Wound healing is a dynamic process, which consists of hemostasis, inflammation, proliferation and remodeling. Fibronectin, an extracellular matrix (ECM) glycoprotein, plays important roles in different stages of wound healing, with the main function being cellular adhesion and mediation of cell migration. Fibronectin interacts and activates cell surface integrin receptors, which in turn recruits a series of cellular proteins to connect with the actin cytoskeleton inside the cell, initiating the formation of integrin based adhesive organelles, focal adhesions (FAs). The coupling of actin cytoskeleton and ECM fibronectin via FAs dynamically drives directed cell migration in wound healing. At the beginning, cell protrusions characterized by actin polymerization into dense actin network are extended in the direction of migration followed by attachment of the protrusions to ECM fibronectin that forms nascent adhesions (new-born FAs). Subsequently, nascent adhesions become matured and growing in size via myosin II-mediated contractile forces transduced along the bundled actin filaments. Mature FAs transduce contractile forces from the actin cytoskeleton to the ECM fibronectin, thereby pulling the cell body forward. Finally, FA disassembly accompanied with myosin II-driven contractile forces retracts the trailing edge of the cell from the ECM fibronectin. The ECM fibronectin outside the cell links to the actin cytoskeleton inside the cell via FAs in association with the dynamic control of cell adhesion and directed cell migration in wound healing.

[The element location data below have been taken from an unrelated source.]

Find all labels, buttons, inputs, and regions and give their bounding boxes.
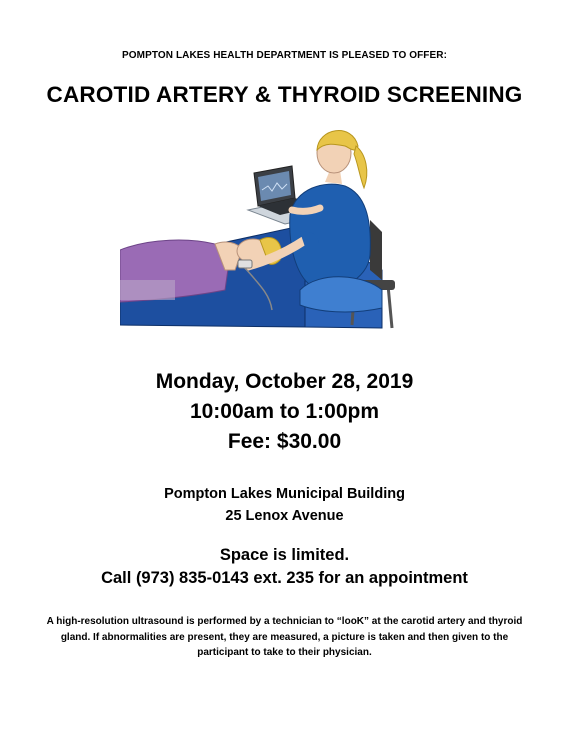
- venue-name: Pompton Lakes Municipal Building: [164, 486, 405, 502]
- call-for-appointment: Call (973) 835-0143 ext. 235 for an appointment: [101, 569, 468, 587]
- event-date: Monday, October 28, 2019: [155, 370, 414, 393]
- venue-address: 25 Lenox Avenue: [225, 508, 344, 524]
- screening-description: A high-resolution ultrasound is performed by a technician to “looK” at the carotid artery and thyroid gland. If abnormalities are present, they are measured, a picture is taken and then given to the participant to take to their physician.: [46, 616, 523, 658]
- header-kicker: POMPTON LAKES HEALTH DEPARTMENT IS PLEASED TO OFFER:: [121, 50, 448, 61]
- ultrasound-screening-illustration: [120, 120, 410, 340]
- event-fee: Fee: $30.00: [227, 430, 342, 453]
- space-limited-note: Space is limited.: [219, 546, 350, 564]
- event-time: 10:00am to 1:00pm: [189, 400, 380, 423]
- page-title: CAROTID ARTERY & THYROID SCREENING: [46, 82, 523, 107]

There are two forms of fibronectin: plasma fibronectin and cellular fibronectin. Plasma fibronectin is synthesized by hepatocytes into the blood plasma, while cellular fibronectin is produced by many cell types such as fibroblasts, endothelial cells, myocytes and chondrocytes. In wound healing, it has been reported that plasma fibronectin accumulates remarkably in the wound after wounding in vivo, which is crucial for various functions of platelets, fibroblasts and endothelial cells such as adhesion, migration and aggregation, revealing that plasma fibronectin is likely to serve as a suitable substrate to accelerate wound repair in vivo. Indeed, in animal model, provisional matrix containing plasma fibronectin significantly supports epidermal cell adhesion and migration in the re-epithelialization process, showing the clinical potential of plasma fibronectin in human wound healing and tissue repair.

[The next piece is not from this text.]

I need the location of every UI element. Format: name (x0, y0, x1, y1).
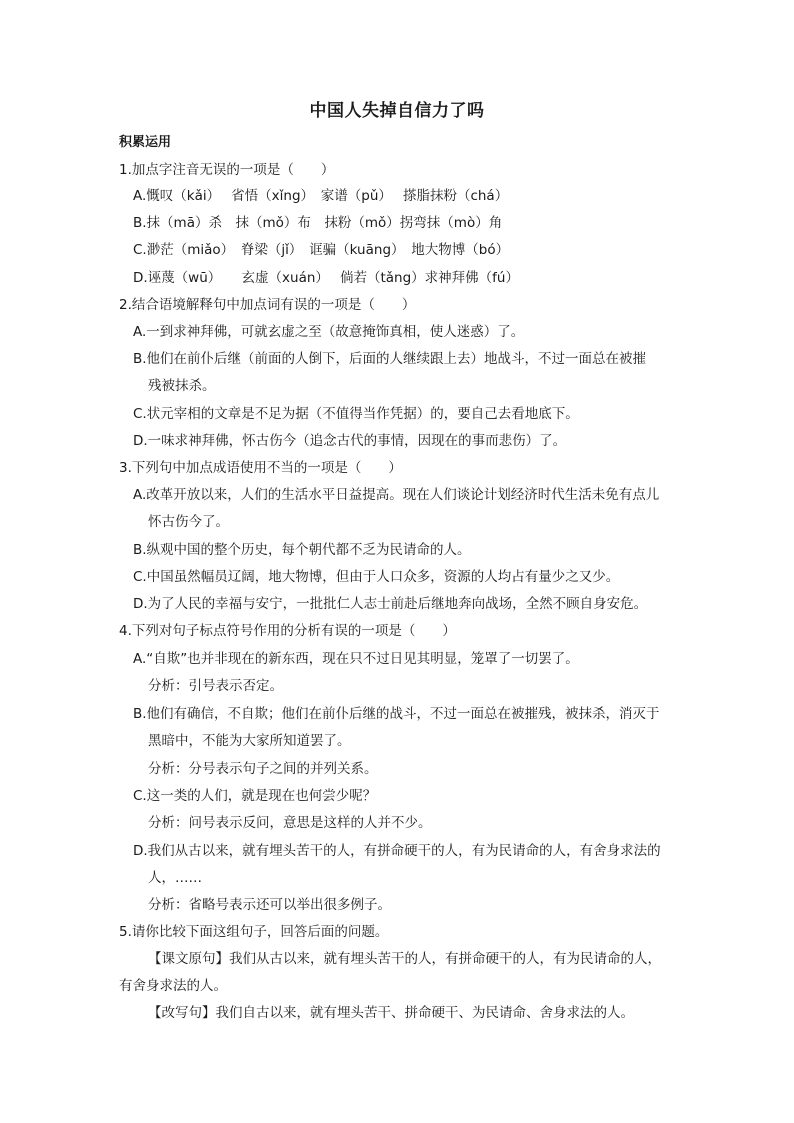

However, the application of plasma fibronectin to human wound healing has not been validated due to the unreliable and expensive sources of human plasma. The fibronectin from human is not suitable for use in medical products because the fibronectin in a cancer patient has a specific abnormal glycosylation modification, which has the effect of promoting cancer metastasis. Therefore, it will lead to medical risks that use the high purity fibronectin from the blood of unknown health donors to other people. In previous publications, the method includes the recombinant of fibronectin proteins by gene recombination and the purification of fibronectin from human blood is flawed. The inventor has demonstrated that the glycans on fibronectin plays an important role in promoting the progress of wound healing, whereas fibronectin, which is expressed by gene recombination, does not contain glycosylation modification, so its effect is a gap.